We made extensive efforts to understand why our model underperforms on datasets like Weather and ECG200, analyzing factors such as similarity to the pretraining distribution using mutual information and FFT-based metrics using correlation analysis with linear and non-linear tools. For example, Weather had an FFT profile close to the pretraining average, while ECG200 was much farther—yet both showed poor generation quality. Overall, these experiments did not yield a clear or consistent explanation. We will include these results in the final revision and plan to explore this further in future work.
Limitations 2: while the model spans high-stakes domains like finance and biomedical data, the discussion on potential societal risks—such as misuse of synthetic data, overreliance on generated samples, or downstream model degradation due to hallucinations—is minimal
This is an important point. We will include a dedicated paragraph on this topic, and address it in the final version as follows:
Our framework advances time-series generation by pre-training a unified model across multiple datasets, promising significant gains in data synthesis, especially in data-scarce scenarios. For example, using our approach, geophysicists can generate more high-fidelity examples of earthquake waveforms in locations with rare seismic events, improving hazard assessment models. In healthcare, researchers could generate synthetic, yet realistic, electronic health records to study disease progression without compromising patient privacy, or augment datasets for training diagnostic models for rare diseases where real-world data is limited.

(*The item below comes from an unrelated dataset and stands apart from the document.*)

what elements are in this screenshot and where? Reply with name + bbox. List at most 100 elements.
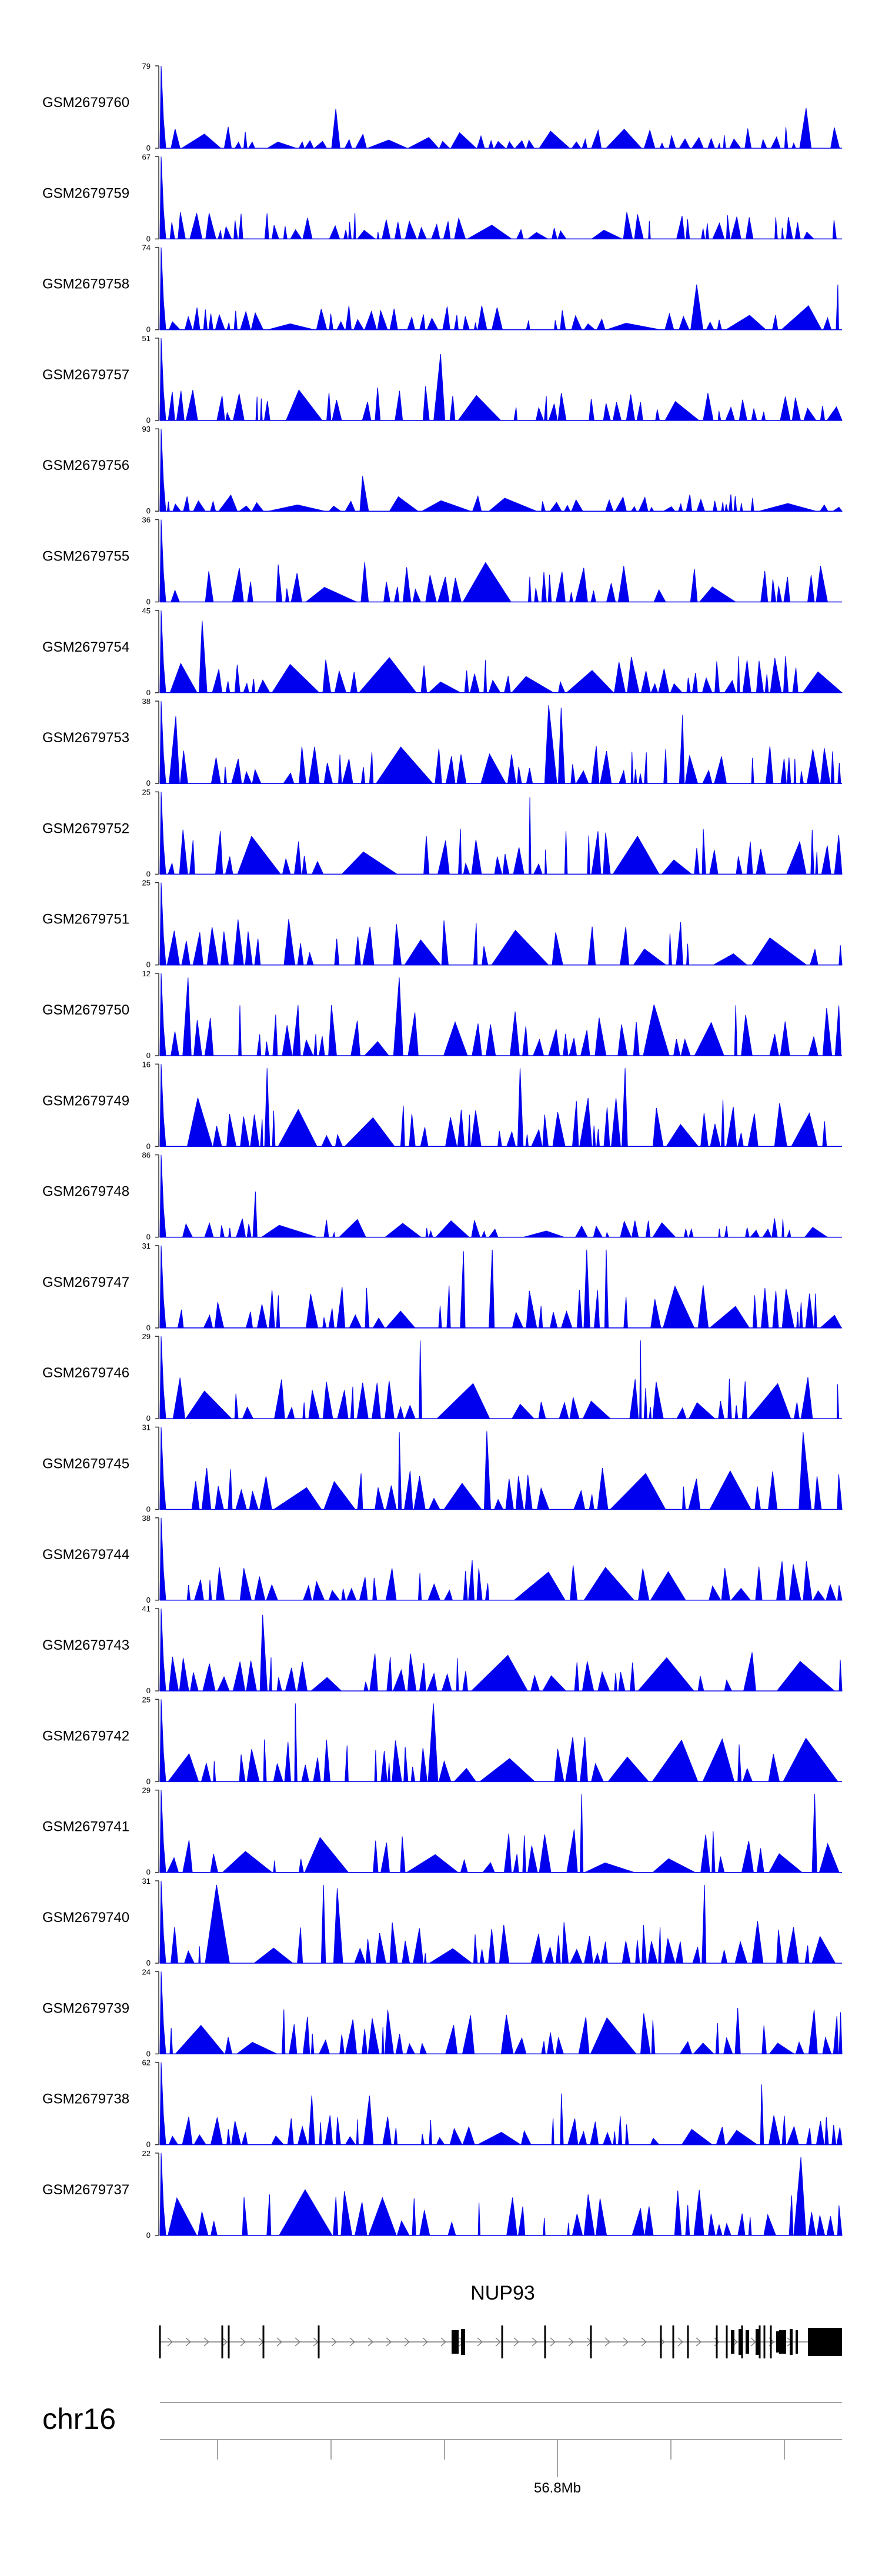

At the same time, because the model spans high-stakes domains like finance and biomedical data, its power to generate high-fidelity sequences also heightens significant societal risks. The potential for misuse of synthetic data is substantial; for instance, the same technology that helps medical researchers could be used to create fraudulent clinical trial data, potentially leading to the approval of ineffective treatments. Beyond direct misuse, a critical danger lies in the overreliance on generated samples, as models trained on augmented datasets may become less robust to the noisy, unpredictable nature of real-world data. Furthermore, there is a risk of downstream model degradation due to hallucinations—the generative model may produce data with subtle, unrealistic artifacts that, while plausible-looking, cause subsequent models to fail in unforeseen ways.
This paper introduces a unified generative modeling framework for time series generation, leveraging a vision-based diffusion model with DyConv layers and dataset-specific tokens to support diverse domains, variable sequence lengths, and robust few-shot performance.
The framework addresses the critical challenge of data scarcity, demonstrating strong results across finance, climate, energy, and biomedical datasets.
While some dataset-specific limitations remain, the authors have clarified methodology and evaluation details during the rebuttal. Overall, this is a well-motivated and timely contribution that can open new directions for time-series generative modeling research. I recommend acceptance.